The use of computer-assisted instruction in the teaching of handwriting skills

Torres Ortiz, Paula 01 January 1993 (has links)
The purpose of this research was to determine whether the use of computer-assisted instruction (CAI) would enhance the teaching of handwriting skills. There is only one commercially available courseware for handwriting instruction and very little research in this area has been conducted. In view of the paucity of research, this investigator explored the effects of the use of CAI on the handwriting skills of Spanish-speaking children between the ages of 4 and 7 years. Subjects were randomly divided into three groups: Group 1 received traditional handwriting instruction, Group 2 participated in CAI, and Group 3 participated in CAI but also was given reinforcement. Pretests were administered to establish an initial baseline for each subject.
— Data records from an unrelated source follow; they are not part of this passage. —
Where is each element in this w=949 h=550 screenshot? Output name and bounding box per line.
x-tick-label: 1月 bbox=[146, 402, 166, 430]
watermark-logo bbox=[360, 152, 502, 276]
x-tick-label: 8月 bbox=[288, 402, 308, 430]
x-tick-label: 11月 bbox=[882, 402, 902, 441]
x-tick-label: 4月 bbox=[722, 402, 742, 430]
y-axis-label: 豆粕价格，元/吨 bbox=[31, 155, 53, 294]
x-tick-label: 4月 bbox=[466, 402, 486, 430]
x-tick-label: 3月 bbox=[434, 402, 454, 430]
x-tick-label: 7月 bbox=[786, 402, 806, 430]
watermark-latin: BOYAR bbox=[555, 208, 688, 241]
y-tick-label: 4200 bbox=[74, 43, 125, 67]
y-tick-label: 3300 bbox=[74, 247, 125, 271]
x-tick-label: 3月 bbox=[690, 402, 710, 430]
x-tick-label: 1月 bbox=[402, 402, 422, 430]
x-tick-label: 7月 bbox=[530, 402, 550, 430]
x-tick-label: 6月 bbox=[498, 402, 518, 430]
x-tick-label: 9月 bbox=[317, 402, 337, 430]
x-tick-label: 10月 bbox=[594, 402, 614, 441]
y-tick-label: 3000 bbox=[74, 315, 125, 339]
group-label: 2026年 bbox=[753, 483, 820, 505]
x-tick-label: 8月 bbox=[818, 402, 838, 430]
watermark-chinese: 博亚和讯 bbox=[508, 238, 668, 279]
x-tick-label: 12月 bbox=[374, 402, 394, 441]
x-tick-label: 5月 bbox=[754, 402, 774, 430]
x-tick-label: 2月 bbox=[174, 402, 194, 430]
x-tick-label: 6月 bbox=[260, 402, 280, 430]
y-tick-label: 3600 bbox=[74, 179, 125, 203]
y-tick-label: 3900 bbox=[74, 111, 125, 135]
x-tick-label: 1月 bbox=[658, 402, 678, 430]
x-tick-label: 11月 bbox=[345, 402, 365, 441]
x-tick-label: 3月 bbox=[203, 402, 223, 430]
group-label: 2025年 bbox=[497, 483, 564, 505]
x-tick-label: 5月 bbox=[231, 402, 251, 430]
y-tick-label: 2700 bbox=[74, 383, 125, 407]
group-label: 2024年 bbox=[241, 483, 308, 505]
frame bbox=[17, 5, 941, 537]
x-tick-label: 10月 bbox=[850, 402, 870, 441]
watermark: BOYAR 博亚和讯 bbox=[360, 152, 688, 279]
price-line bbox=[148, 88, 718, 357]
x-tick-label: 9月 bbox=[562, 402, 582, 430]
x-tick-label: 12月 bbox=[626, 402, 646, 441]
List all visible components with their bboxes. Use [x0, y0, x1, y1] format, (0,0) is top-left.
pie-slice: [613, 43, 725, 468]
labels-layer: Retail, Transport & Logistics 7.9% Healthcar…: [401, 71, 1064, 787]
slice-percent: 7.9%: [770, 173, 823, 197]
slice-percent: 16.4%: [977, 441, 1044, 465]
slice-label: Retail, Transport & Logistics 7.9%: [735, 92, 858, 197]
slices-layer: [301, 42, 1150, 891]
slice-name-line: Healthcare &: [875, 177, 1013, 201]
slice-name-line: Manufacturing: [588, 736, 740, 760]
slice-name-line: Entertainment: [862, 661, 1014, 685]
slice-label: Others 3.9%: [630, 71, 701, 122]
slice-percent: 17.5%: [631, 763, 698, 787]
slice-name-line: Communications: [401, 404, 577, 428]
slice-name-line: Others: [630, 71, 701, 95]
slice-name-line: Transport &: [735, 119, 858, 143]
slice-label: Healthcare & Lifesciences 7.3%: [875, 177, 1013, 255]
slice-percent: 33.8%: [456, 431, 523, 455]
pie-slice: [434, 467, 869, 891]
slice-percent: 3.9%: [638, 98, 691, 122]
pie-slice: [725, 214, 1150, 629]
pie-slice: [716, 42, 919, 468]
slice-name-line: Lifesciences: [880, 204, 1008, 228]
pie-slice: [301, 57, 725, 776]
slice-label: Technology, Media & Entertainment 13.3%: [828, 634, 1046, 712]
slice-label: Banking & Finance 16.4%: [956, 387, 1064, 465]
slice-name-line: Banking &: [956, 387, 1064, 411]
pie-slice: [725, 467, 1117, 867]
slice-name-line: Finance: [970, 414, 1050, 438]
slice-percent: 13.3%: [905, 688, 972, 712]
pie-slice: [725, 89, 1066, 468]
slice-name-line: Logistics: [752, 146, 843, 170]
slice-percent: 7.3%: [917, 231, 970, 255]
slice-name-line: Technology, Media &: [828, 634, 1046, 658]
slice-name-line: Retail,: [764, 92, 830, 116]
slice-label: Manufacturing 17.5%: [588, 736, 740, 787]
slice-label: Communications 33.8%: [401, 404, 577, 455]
Progress was measured weekly in order to determine the impact of the interventions. One-way analysis of variance (ANOVA) was used to compare mean number of letters correctly written by each group each week. A significant difference in mean number of letters correctly written existed among the three groups of subjects at Week 5 (p =.04) and Week 6 (p =.019). Scheffe procedures revealed CAI with reinforcement resulted in significantly (p $<$.05) greater improvement in handwriting skills than did traditional instruction. It may be concluded from these results that CAI with reinforcement can greatly enhance the learning of handwriting skills.